Darn it. The sun has gone behind a cloud, the road-work machine has started grinding away at the gutter and drains outside, and Ben has gone to get something fixed on the car. I still want to take a nap, and to wake up feeling refreshed and ready to get through the many things that I need to do in the house.

I might write some more later, probably on another post. I feel like I've done okay with this one, and that I may have shared some novel thoughts or insights that could be helpful to other patients, their families, and to neuropsychologists who work with them.

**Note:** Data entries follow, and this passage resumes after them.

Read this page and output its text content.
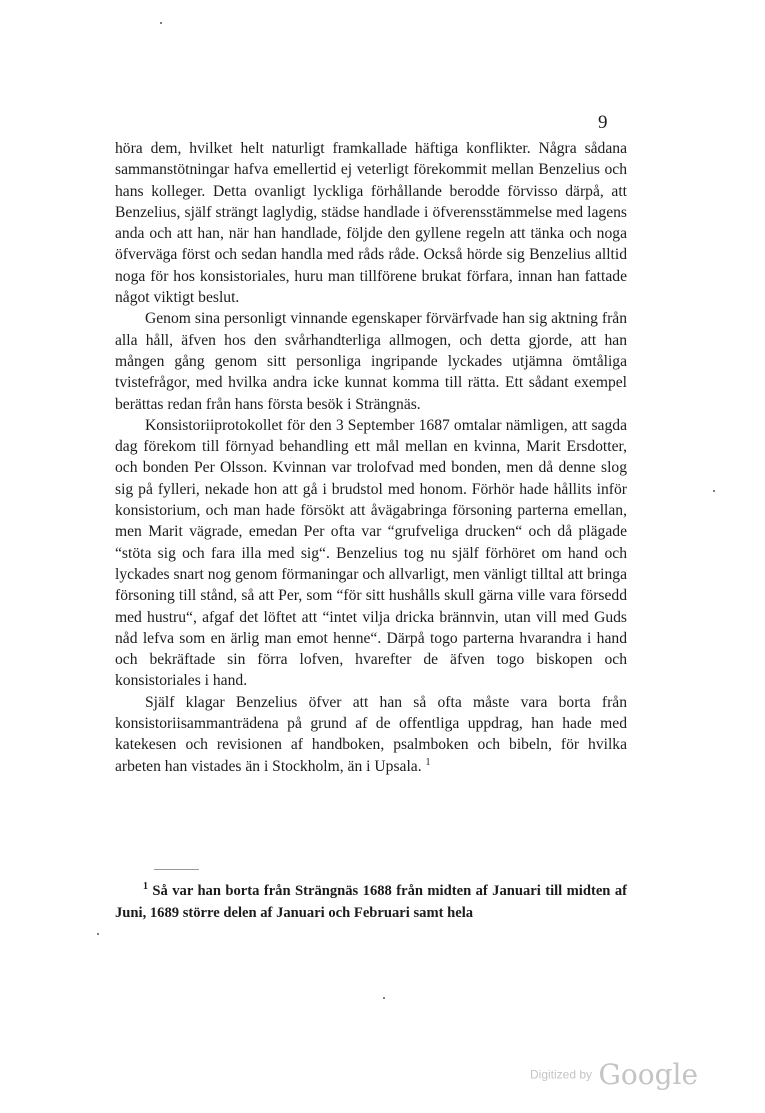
9

höra dem, hvilket helt naturligt framkallade häftiga konflikter. Några sådana sammanstötningar hafva emellertid ej veterligt förekommit mellan Benzelius och hans kolleger. Detta ovanligt lyckliga förhållande berodde förvisso därpå, att Benzelius, själf strängt laglydig, städse handlade i öfverensstämmelse med lagens anda och att han, när han handlade, följde den gyllene regeln att tänka och noga öfverväga först och sedan handla med råds råde. Också hörde sig Benzelius alltid noga för hos konsistoriales, huru man tillförene brukat förfara, innan han fattade något viktigt beslut.

Genom sina personligt vinnande egenskaper förvärfvade han sig aktning från alla håll, äfven hos den svårhandterliga allmogen, och detta gjorde, att han mången gång genom sitt personliga ingripande lyckades utjämna ömtåliga tvistefrågor, med hvilka andra icke kunnat komma till rätta. Ett sådant exempel berättas redan från hans första besök i Strängnäs.

Konsistoriiprotokollet för den 3 September 1687 omtalar nämligen, att sagda dag förekom till förnyad behandling ett mål mellan en kvinna, Marit Ersdotter, och bonden Per Olsson. Kvinnan var trolofvad med bonden, men då denne slog sig på fylleri, nekade hon att gå i brudstol med honom. Förhör hade hållits inför konsistorium, och man hade försökt att åvägabringa försoning parterna emellan, men Marit vägrade, emedan Per ofta var “grufveliga drucken“ och då plägade “stöta sig och fara illa med sig“. Benzelius tog nu själf förhöret om hand och lyckades snart nog genom förmaningar och allvarligt, men vänligt tilltal att bringa försoning till stånd, så att Per, som “för sitt hushålls skull gärna ville vara försedd med hustru“, afgaf det löftet att “intet vilja dricka brännvin, utan vill med Guds nåd lefva som en ärlig man emot henne“. Därpå togo parterna hvarandra i hand och bekräftade sin förra lofven, hvarefter de äfven togo biskopen och konsistoriales i hand.

Själf klagar Benzelius öfver att han så ofta måste vara borta från konsistoriisammanträdena på grund af de offentliga uppdrag, han hade med katekesen och revisionen af handboken, psalmboken och bibeln, för hvilka arbeten han vistades än i Stockholm, än i Upsala. $^1$

$^1$ Så var han borta från Strängnäs 1688 från midten af Januari till midten af Juni, 1689 större delen af Januari och Februari samt hela

Digitized by Google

Oh, the other thing that I forgot to mention, is the importance of considering psychological or psychosocial well-being in every patient. I was taught to evaluate mood and anxiety as a routine part of my work, and to consider psychosocial factors in every patient I saw, but it was done as a way to evaluate the effects of anxiety, mood, and other factors on test performance, and in order to develop recommendations that were suitable to the patient. I don't think I was very sophisticated in doing that, even though I developed a degree of proficiency in using the MMPI-2 as part of a comprehensive neuropsychological assessment, followed by individually targeted feedback and recommendations.

Sheesh! That roadwork machine outside makes a truly irritating sound.

Now it's cutting though something, maybe to get at the stormwater drains under our road. Again. I wish it would just go away, or that I had gone out with Ben when he left 15 minutes ago. I just want peace, tranquility, warmth, and quiet. Heavy-duty meditation session about to start.